Los pequeños agricultores denuncian que los precios no cubren ni los costes de producción y alertan del impacto de los fondos de inversión en el sector.

La cosecha de almendro en Aragón afronta uno de sus peores años en la última década. Así lo denuncia ARAGA, la Asociación Regional de Agricultores y Ganaderos de Aragón, que ha hecho un balance previo a la recolección, alertando de una merma drástica en la producción, especialmente en cultivos de secano.

La cosecha de almendro 2025 en Aragón refleja un año especialmente duro para el campo, que suma pérdidas agronómicas, precios ruinosos y un contexto estructural muy complejo. El futuro, si no se toman medidas, amenaza con dejar atrás a los productores más pequeños, y con ellos, a una parte esencial del tejido agrario de la comunidad.

Las causas principales, según los productores consultados, son las condiciones climáticas adversas durante la primavera, con lluvias intensas, heladas, granizo y temperaturas irregulares. Esto ha favorecido la proliferación de enfermedades como la monilia, un hongo que afecta directamente a la floración y al fruto, provocando grandes pérdidas.

Mermas de hasta el 90% en zonas de secano

Víctor Corbacho, agricultor en Las Pedrosas (Zaragoza) y socio de ARAGA, explica que “la cosecha ha sufrido una merma importante, sobre todo en el secano en nuestra zona”. En el caso de las variedades más tardías, las pérdidas oscilan entre el 80 y el 90%, llegando incluso al 100% en algunas fincas.
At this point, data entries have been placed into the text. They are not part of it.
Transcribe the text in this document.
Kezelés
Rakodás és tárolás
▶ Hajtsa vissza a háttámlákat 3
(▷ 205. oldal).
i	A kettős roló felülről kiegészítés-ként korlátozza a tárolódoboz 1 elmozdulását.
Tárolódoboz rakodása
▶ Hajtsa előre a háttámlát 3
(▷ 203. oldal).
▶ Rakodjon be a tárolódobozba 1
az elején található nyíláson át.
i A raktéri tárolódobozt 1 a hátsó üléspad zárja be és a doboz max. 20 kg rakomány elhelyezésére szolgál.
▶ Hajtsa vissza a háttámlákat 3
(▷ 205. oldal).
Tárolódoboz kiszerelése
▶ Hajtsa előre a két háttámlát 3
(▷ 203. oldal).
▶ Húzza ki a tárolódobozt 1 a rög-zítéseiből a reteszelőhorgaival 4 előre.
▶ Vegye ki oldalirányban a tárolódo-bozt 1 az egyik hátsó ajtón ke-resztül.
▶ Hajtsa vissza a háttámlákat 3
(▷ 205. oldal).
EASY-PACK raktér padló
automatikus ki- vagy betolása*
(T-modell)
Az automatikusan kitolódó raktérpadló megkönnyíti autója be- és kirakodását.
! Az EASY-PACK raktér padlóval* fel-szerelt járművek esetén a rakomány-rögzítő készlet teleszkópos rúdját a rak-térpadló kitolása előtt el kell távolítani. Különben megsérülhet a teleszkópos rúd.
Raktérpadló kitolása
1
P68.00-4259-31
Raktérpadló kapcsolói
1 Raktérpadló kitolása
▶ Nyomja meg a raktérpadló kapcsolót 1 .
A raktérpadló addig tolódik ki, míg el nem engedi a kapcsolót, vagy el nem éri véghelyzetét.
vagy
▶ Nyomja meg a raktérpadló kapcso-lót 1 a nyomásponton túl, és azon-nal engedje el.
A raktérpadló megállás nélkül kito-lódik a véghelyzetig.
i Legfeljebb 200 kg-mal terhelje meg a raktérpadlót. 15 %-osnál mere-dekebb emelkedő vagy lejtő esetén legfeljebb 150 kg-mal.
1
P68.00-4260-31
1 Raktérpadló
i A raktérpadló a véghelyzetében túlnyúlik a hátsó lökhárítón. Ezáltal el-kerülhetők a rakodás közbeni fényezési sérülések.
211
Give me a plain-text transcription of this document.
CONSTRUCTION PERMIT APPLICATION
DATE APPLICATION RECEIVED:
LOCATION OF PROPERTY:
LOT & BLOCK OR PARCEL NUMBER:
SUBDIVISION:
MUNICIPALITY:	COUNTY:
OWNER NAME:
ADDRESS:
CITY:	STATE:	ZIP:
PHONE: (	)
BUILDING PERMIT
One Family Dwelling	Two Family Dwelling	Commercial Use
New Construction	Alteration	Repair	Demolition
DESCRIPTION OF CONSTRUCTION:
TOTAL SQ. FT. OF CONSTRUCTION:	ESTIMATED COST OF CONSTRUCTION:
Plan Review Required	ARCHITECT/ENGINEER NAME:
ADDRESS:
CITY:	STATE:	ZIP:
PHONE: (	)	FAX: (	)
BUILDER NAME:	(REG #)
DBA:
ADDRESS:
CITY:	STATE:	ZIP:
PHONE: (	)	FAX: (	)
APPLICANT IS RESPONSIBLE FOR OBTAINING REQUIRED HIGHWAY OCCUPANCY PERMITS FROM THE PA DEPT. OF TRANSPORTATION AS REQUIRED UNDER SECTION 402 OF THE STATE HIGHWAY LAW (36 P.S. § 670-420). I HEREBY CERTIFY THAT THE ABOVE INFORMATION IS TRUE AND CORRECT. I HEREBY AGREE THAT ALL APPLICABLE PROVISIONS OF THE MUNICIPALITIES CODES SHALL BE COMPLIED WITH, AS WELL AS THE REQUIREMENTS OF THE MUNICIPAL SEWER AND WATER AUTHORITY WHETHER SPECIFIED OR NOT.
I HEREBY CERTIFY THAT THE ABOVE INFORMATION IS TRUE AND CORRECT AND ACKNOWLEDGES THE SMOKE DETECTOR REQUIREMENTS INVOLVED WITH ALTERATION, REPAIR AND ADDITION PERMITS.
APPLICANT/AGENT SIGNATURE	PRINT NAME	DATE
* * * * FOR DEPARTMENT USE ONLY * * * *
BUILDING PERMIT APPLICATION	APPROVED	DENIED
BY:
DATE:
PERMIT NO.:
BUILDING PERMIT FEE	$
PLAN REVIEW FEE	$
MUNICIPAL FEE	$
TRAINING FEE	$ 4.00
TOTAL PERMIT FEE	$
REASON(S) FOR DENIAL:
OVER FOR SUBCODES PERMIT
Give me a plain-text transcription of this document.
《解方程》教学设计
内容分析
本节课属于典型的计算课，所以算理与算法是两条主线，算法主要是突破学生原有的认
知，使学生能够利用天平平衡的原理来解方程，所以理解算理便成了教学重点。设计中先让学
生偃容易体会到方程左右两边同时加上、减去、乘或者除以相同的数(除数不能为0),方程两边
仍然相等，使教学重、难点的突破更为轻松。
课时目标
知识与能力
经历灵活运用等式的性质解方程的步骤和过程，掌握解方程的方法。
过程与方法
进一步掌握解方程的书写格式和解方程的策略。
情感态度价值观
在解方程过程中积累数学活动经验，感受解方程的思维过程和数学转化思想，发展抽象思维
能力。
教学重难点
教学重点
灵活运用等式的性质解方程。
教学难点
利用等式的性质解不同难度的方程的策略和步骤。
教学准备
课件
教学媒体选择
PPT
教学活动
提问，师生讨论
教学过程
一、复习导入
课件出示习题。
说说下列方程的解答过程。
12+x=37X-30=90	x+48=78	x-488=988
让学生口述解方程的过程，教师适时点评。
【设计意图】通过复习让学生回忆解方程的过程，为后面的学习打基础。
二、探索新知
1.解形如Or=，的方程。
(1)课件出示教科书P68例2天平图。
Aun así, la poca producción que queda presenta una calidad destacable, con almendras de buen tamaño y peso. Una pequeña luz entre tanta incertidumbre.

David, agricultor en Luna, reconoce que “ha sido tan mala que nos estamos planteando si siquiera merece la pena recoger”. A la mala cosecha se suma la falta de árboles jóvenes para reponer las bajas, lo que encarece el proceso y limita las posibilidades de recuperación a medio plazo.

Desde Almonacid de la Cuba y Quinto, el veterano agricultor José Mairal, con más de 25 años de experiencia en el cultivo de almendros, lamenta que este año ha sido “especialmente duro” por el encadenamiento de fenómenos climáticos extremos.

Precios bajos y una rentabilidad al límite

Uno de los problemas estructurales que más preocupa al sector es la escasa rentabilidad del cultivo. “El precio es muy bajo, escasamente da para cubrir costes”, denuncia Corbacho. David coincide en que el mercado actual no compensa el esfuerzo del agricultor, mientras que las grandes explotaciones impulsadas por fondos de inversión disparan los precios de los árboles y la competencia.

Esta situación deja a los pequeños productores en clara desventaja. "Nos dejan sin almendros para reponer, y los que encontramos tienen precios prohibitivos", añade David.

El riesgo de un modelo insostenible

ARAGA advierte del peligro de desaparición progresiva de las pequeñas explotaciones en Aragón si no se toman medidas urgentes. “El futuro es muy incierto”, subraya Mairal. La expansión de plantaciones intensivas por parte de grandes fondos de inversión, muchas veces ligadas a estrategias de compensación de huella de carbono, está transformando el mapa del cultivo sin un retorno claro para el territorio ni para el agricultor tradicional.

Además, el exceso de burocracia y las limitaciones legales dificultan la venta directa al consumidor, una de las pocas alternativas que podrían mejorar la rentabilidad del producto local.

Desde la asociación reclaman un mayor apoyo público y técnico para profesionalizar el sector y asegurar su viabilidad. Inversión en programas de abonado, mejoras fitosanitarias y formación especializada son algunas de las claves que, según ARAGA, pueden marcar la diferencia entre la continuidad o el abandono.